3.Dava konusu taşınmazın kamulaştırmadan arta kalan kısmın yüzölçümü, geometrik durumu ve Dairemiz denetiminden geçen Ankara 19. Asliye Hukuk Mahkemesinin 2018/499 Esas, 2021/337 Karar sayılı dosyası içindeki Belediye Başkanlığı 18.07.2022 tarihli cevabi yazısında dava konusunu taşınmazın dahil olduğu Yeni … Kentsel Dönüşüm ve Gelişim Proje alanına ilişkin yapılan imar planlarının iptal edildiği, yeni imar plan calışmalarının henüz başlamadığı, dava konusu taşınmazın kamulaştırmadan arta kalan kısımların plansız alanda kaldığının belirtildiği de dikkate alındığında davalı vekilinin bu hususta yaptığı temyiz itirazı yerinde görülmemiştir.

4. Temyizen incelenen karar, tarafların karşılıklı iddia ve savunmalarına, dayandıkları belgelere, uyuşmazlığa uygulanması gereken hukuk kuralları ile hukuki ilişkinin nitelendirilmesine, dava şartlarına, yargılama ve ispat kuralları ile kararda belirtilen gerekçelere göre usul ve kanuna uygun olup, davacı idare vekilinin tüm, davalı vekilinin temyiz dilekçesinde ileri sürülen diğer nedenler kararın bozulmasını gerektirecek nitelikte görülmemiştir.

5.Davalı kendisinin vekil ile temsil ettirdiği halde lehine vekalet ücretine hükmedilmemesi bozmayı gerektirir.

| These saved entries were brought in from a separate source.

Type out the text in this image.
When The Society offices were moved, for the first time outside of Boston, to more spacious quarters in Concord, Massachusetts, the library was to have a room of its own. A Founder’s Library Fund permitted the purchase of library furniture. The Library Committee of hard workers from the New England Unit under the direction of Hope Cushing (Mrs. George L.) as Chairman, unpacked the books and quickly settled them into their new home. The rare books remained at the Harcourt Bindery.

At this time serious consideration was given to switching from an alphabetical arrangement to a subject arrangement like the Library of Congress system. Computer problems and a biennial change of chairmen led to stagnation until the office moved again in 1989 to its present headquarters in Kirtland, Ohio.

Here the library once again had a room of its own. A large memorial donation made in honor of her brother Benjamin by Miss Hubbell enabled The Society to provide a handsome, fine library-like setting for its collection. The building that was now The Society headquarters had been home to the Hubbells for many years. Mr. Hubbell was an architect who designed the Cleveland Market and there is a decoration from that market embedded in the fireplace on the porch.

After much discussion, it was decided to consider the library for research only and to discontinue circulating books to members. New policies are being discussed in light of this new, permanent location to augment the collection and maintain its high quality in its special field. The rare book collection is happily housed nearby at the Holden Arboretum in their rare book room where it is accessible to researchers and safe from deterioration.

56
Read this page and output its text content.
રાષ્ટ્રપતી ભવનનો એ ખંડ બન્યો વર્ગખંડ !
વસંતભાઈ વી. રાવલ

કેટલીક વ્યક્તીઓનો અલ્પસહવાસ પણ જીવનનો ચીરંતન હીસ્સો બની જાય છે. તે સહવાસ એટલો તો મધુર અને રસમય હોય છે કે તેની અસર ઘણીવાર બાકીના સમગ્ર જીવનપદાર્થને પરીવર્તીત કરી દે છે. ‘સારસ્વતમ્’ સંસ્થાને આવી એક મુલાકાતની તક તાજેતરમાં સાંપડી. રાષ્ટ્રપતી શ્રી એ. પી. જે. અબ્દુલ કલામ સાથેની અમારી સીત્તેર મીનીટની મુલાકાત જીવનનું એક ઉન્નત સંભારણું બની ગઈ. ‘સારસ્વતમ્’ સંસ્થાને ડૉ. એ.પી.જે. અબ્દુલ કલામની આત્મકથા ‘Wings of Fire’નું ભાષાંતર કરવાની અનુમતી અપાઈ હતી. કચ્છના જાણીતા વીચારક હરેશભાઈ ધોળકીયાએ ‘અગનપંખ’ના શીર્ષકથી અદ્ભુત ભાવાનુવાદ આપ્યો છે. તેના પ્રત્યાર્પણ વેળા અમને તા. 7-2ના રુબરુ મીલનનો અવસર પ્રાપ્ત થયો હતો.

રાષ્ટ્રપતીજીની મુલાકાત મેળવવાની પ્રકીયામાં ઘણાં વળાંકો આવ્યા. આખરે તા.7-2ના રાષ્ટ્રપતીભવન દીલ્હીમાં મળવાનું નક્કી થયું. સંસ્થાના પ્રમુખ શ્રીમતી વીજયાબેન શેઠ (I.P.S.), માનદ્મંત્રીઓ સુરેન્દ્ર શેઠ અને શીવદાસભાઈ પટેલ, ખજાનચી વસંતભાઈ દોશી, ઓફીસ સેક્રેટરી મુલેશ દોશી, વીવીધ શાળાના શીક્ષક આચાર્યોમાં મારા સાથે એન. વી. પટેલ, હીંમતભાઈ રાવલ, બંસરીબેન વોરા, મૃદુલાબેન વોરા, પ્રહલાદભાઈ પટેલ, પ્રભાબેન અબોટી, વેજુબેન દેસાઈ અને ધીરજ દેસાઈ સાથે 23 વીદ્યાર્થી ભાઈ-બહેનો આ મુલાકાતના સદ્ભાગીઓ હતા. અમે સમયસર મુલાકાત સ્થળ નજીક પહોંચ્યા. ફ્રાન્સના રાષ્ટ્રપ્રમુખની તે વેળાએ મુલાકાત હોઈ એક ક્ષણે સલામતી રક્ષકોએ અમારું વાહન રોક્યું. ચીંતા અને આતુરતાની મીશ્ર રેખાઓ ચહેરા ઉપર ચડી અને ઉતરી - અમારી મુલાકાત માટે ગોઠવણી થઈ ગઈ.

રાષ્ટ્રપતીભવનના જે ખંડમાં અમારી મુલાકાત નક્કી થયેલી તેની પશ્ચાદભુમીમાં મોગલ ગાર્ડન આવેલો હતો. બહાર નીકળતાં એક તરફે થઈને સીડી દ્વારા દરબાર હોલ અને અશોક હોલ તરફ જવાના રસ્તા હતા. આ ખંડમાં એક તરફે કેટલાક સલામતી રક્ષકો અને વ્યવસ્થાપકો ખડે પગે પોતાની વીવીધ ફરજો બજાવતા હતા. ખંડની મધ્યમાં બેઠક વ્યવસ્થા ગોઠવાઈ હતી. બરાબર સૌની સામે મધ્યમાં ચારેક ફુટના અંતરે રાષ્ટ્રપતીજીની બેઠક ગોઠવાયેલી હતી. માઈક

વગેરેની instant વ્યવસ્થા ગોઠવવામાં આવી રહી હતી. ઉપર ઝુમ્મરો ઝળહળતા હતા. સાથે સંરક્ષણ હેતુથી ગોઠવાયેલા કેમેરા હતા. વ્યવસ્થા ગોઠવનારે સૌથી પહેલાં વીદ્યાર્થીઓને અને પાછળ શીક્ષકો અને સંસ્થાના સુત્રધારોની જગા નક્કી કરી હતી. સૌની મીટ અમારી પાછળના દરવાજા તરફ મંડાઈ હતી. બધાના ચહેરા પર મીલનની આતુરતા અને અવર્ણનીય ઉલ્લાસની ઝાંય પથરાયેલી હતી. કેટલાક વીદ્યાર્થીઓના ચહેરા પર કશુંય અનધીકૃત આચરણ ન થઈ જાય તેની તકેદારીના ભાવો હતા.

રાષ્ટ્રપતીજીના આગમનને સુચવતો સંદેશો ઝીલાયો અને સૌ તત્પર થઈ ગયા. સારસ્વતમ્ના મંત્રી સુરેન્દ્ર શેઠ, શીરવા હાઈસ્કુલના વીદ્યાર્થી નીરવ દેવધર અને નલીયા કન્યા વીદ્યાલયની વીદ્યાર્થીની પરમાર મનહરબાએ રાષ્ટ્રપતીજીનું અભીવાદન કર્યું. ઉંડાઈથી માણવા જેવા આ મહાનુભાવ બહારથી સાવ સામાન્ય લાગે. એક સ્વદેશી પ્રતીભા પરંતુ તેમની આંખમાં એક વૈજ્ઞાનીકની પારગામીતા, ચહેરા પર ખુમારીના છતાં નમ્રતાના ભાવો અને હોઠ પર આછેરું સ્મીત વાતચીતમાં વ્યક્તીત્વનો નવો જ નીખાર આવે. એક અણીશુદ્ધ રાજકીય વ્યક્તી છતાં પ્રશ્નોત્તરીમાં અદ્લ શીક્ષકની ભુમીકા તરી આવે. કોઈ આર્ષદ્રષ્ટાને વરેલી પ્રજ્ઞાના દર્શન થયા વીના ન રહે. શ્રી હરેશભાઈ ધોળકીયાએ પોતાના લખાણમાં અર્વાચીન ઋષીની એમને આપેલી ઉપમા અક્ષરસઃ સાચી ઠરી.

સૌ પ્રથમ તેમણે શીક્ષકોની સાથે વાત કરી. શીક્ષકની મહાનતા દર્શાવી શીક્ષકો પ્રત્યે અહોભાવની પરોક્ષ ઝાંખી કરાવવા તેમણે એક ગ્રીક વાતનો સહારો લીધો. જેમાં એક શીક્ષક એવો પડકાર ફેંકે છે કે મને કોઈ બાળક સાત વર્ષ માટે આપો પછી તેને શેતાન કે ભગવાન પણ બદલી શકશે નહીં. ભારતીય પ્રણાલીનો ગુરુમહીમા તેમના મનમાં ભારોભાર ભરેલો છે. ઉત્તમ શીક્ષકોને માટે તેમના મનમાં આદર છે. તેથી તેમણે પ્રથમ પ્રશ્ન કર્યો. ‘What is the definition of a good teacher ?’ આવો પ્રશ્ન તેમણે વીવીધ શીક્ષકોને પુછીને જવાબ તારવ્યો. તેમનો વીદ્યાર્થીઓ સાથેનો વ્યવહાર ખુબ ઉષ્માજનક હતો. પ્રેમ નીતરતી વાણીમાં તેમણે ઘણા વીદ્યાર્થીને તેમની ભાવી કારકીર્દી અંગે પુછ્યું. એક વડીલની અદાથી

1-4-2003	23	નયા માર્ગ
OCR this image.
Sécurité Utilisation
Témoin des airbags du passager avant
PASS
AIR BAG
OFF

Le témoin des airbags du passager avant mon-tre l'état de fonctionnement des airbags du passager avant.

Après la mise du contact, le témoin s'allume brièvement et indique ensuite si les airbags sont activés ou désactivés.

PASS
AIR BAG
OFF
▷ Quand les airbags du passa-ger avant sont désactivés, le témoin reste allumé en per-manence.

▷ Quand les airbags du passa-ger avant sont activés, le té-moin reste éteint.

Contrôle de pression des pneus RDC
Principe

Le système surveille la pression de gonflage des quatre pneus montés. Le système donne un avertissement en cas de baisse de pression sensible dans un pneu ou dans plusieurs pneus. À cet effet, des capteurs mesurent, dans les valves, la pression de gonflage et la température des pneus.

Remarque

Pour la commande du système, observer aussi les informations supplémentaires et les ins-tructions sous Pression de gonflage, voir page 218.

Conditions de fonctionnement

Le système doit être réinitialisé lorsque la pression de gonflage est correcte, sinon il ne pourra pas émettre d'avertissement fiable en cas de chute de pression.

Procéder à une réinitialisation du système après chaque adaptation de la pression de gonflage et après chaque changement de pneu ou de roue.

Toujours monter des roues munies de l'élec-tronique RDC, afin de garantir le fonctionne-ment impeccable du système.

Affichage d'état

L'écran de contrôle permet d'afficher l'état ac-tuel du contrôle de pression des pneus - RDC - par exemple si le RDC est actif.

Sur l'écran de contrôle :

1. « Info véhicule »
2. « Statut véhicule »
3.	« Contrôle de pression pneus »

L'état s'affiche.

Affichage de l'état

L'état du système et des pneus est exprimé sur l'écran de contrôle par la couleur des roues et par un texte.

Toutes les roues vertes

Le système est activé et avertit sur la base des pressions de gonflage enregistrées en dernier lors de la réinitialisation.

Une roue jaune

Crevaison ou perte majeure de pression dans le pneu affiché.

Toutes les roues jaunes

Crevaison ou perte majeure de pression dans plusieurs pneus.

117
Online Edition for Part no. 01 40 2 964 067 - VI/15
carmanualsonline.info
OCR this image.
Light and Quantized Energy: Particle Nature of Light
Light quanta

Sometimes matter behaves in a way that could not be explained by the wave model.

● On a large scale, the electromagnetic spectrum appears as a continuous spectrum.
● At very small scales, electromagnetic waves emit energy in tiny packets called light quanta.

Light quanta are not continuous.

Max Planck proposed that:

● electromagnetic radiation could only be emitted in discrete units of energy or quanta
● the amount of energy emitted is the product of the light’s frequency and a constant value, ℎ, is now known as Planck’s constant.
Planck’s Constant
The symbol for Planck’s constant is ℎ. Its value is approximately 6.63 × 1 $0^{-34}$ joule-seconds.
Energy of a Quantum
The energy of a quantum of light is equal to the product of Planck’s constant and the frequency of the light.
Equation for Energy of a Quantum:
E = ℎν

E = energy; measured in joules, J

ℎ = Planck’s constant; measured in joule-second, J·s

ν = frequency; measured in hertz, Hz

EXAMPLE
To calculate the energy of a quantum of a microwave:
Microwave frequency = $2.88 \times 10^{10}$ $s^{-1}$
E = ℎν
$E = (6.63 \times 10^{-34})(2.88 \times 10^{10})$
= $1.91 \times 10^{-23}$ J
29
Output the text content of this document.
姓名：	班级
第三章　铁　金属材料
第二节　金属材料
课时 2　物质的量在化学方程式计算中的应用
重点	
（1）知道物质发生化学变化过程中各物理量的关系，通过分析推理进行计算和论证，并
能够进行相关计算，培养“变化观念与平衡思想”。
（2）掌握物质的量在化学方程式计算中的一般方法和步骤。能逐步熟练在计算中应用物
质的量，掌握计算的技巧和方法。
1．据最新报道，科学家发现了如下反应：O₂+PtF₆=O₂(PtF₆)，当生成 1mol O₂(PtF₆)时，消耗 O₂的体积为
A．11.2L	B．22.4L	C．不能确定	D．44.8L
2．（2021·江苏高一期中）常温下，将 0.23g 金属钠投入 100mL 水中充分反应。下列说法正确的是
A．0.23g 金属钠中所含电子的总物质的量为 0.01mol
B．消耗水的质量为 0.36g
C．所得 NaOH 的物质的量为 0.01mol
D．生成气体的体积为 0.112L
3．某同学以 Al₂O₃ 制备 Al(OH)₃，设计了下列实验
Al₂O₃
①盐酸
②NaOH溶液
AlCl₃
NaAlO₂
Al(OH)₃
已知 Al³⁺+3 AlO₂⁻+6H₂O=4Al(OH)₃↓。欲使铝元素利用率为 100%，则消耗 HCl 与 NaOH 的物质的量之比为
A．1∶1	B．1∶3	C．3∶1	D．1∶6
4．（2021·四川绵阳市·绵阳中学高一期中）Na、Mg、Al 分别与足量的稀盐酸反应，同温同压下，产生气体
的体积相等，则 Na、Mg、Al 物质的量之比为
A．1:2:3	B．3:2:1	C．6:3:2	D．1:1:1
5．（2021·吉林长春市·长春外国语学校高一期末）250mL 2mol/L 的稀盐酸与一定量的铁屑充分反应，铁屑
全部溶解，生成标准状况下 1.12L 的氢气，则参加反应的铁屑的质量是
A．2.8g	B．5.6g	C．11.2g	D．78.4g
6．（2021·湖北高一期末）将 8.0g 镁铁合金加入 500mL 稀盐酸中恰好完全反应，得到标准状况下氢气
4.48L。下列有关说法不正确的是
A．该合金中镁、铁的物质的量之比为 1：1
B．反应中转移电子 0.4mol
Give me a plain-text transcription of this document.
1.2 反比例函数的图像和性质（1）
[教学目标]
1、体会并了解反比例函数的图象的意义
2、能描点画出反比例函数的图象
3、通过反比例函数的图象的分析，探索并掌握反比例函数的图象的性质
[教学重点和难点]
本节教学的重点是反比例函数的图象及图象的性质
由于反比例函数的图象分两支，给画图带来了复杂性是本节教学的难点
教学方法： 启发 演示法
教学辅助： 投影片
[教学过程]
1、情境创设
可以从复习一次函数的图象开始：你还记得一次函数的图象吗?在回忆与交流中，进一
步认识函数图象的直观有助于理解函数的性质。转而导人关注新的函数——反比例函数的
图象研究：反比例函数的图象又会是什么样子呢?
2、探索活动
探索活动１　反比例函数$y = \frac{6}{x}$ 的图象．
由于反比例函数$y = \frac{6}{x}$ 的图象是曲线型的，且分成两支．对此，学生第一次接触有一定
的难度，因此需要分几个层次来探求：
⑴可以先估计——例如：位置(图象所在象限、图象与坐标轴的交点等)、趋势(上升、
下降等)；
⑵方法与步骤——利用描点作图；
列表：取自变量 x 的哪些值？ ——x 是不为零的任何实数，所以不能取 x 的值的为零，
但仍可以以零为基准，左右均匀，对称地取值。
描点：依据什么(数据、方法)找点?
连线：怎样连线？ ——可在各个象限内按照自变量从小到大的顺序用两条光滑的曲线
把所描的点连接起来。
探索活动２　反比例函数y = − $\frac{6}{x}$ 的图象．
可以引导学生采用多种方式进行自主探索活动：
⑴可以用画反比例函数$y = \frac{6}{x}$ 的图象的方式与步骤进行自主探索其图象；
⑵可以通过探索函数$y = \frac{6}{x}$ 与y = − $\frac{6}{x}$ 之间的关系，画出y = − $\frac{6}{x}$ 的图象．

Ne var ki bu hatanın giderilmesi yeniden yargılama yapılmasını gerektirmediğinden 6100 sayılı Kanun’un 370 inci maddesinin ikinci fıkrası hükmü uyarınca mahkeme kararının düzeltilerek onanması gerekir.

VI. KARAR
Açıklanan sebeplerle;
1. Davacı idare vekilinin tüm, davalı vekilinin diğer temyiz itirazlarının reddine,

2. Temyiz olunan İlk Derece Mahkemesi kararına karşı istinaf başvurusunun esastan reddine ilişkin Bölge Adliye Mahkemesi kararının ORTADAN KALDIRILMASINA, davacı vekilinin temyiz itirazlarının kısmen kabulü ile İlk Derece Mahkemesi kararının hüküm fıkrasının; (6) numaralı bendinin sonuna gelecek şekilde; “Davalı kendisinin vekil ile temsil ettirdiğinden karar tarihinde yürürlükte bulunan Avukatlık Ücret Tarifesi gereği 4080,00TL maktu vekalet ücretinin davacı idareden alınarak davalıya verilmesine ” cümlesinin yazılması suretiyle hükmün DÜZELTİLEREK ONANMASINA,

Davacı idareden peşin alınan temyiz harcının Hazineye irat kaydedilmesine, davalıdan peşin alınan temyiz harcının istenildiğinde iadesine,

Dosyanın İlk Derece Mahkemesine, kararın bir örneğinin Bölge Adliye Mahkemesine gönderilmesine,

21.03.2023 tarihinde oy birliğiyle karar verildi.